Noting that your code has four times the set for loops, I focused on optimizing the inner pair. Here's the old code:
for i in xrange(K.shape[0]): for j in xrange(K.shape[1]): print(i,j) '''create an r vector ''' r=(i*distX,j*distY,z) for x in xrange(img.shape[0]): for y in xrange(img.shape[1]): '''create an ksi vector, then calculate it norm, and the dot product of r and ksi''' ksi=(x*distX,y*distY,z) ksiNorm=np.linalg.norm(ksi) ksiDotR=float(np.dot(ksi,r)) '''calculate the integrand''' temp[x,y]=img[x,y]*np.exp(1j*k*ksiDotR/ksiNorm) '''interpolate so that we can do the integral and take the integral''' temp2=rbs(a,b,temp.real) K[i,j]=temp2.integral(0,n,0,m)

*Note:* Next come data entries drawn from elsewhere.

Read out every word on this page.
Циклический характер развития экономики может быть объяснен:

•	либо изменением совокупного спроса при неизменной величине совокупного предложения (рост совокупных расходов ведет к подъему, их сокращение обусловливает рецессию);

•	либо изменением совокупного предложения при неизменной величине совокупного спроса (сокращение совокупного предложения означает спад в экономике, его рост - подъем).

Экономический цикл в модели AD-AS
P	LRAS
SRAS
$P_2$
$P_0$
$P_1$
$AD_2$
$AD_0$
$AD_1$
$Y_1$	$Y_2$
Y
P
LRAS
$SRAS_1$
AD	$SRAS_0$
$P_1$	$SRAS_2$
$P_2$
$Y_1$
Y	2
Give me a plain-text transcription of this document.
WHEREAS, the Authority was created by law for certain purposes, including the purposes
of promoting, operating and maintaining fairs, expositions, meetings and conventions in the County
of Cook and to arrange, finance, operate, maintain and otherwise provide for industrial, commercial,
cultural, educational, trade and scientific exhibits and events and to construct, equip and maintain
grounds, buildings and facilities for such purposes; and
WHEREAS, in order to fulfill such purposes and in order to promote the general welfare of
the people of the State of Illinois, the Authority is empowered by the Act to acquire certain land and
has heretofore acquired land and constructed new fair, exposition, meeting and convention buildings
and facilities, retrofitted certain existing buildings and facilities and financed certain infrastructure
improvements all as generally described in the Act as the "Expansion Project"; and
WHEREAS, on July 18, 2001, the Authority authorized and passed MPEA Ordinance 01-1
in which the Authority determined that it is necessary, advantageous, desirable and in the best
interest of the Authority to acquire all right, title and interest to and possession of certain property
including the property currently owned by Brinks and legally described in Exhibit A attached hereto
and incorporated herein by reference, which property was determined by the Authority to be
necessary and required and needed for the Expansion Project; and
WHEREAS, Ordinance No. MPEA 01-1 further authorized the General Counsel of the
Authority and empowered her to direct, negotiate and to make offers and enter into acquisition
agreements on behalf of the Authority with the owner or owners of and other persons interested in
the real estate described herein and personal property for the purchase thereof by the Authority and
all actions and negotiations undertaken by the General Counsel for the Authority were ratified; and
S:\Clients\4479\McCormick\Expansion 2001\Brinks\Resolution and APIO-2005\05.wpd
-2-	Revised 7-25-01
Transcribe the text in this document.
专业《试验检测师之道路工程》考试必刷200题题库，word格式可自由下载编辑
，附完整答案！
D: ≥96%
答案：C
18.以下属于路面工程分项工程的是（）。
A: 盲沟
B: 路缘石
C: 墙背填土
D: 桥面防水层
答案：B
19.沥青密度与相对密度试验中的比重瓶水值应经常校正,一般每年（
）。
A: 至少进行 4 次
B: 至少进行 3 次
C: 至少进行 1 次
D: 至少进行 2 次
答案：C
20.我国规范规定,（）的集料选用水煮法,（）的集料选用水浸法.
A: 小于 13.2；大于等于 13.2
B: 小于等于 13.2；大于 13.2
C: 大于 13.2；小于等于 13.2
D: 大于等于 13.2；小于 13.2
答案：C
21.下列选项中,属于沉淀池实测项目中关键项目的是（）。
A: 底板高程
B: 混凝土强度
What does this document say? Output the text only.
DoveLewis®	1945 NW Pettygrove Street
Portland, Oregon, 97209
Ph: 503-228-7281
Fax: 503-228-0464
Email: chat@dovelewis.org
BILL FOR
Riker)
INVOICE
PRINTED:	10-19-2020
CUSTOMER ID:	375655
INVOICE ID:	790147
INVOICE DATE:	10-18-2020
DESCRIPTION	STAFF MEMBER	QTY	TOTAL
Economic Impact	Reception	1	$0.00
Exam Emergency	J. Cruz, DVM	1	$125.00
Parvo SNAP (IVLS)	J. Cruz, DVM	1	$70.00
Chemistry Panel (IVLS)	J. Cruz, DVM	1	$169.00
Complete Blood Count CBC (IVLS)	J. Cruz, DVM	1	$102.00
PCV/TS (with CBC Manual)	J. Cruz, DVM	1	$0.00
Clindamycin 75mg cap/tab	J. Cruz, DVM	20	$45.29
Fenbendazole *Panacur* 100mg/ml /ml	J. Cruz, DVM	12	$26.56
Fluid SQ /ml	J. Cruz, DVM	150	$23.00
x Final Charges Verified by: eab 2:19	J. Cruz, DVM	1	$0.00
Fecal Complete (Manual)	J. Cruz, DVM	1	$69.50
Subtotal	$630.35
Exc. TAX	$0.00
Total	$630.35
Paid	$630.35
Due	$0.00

Since K and img are approximately 2000x2000, the innermost statements must be performed sixteen trillion times. It's just not practical to use Python, but we can port the work to C and / or Fortran using NumPy for vectorization. I took this one thorough step at a time to try to make sure that the results would be consistent; here is what i ended up with:
'''create all r vectors''' R = np.empty((K.shape[0], K.shape[1], 3)) R[:,:,0] = np.repeat(np.arange(K.shape[0]), K.shape[1]).reshape(K.shape) * distX R[:,:,1] = np.arange(K.shape[1]) * distY R[:,:,2] = z '''create all ksi vectors''' KSI = np.empty((img.shape[0], img.shape[1], 3)) KSI[:,:,0] = np.repeat(np.arange(img.shape[0]), img.shape[1]).reshape(img.shape) * distX KSI[:,:,1] = np.arange(img.shape[1]) * distY KSI[:,:,2] = z
The inner pair of cycles is now completely gone, replaced by vectorized operations performed in advance (with a linear amount of space in the dimensions of the inputs).
This reduces the iteration time of the outer two loops from 340 seconds to 1.3 seconds on my Macbook Air 1.6 GHz i5 without using Numba. Of 1.3 seconds per iteration, 0.68 seconds are spent in the rbs function, which is equal to scipy.interpolate.RectBivariateSpline . There are probably opportunities for further optimization - here are a few ideas:
- Repeating Numba. I do not have it in my system. At the moment, this may not greatly affect, but it is easy for you to check.
- Make more optimization for the domain, for example, try to simplify the fundamental calculations. My optimization is lossless, and I donβt know your problem area, so I canβt optimize it as deep as you can.
- Try to vectorize the remaining loops. This can be tough if you don't want to replace the scipy RBS function with something that supports multiple calculations per call.
- Get a faster processor. Mina is rather slow; you'll probably get at least 2x acceleration just by using a better computer than my tiny laptop.
- Reduce the data. Your test images have a size of 2000x2000 pixels, but contain quite a bit of detail. If you reduce the linear dimensions by 2-10x, you will get tremendous acceleration.
So this is for me for now. Where does this leave you? Assuming the computer is slightly better and will not work any further, even optimized code will take about a month to process your test images. If you need to do this only once, perhaps this is good. If you need to do this more often or need to iterate over the code when trying to perform different actions, you will probably have to continue optimizing - starting with this RBS function, which consumes more than half the time.
Bonus tip: it would be much easier to deal with your code if it did not have almost the same variable names, such as k and k , and also did not use j as the variable name, as well as as a complex suffix number ( 0j ).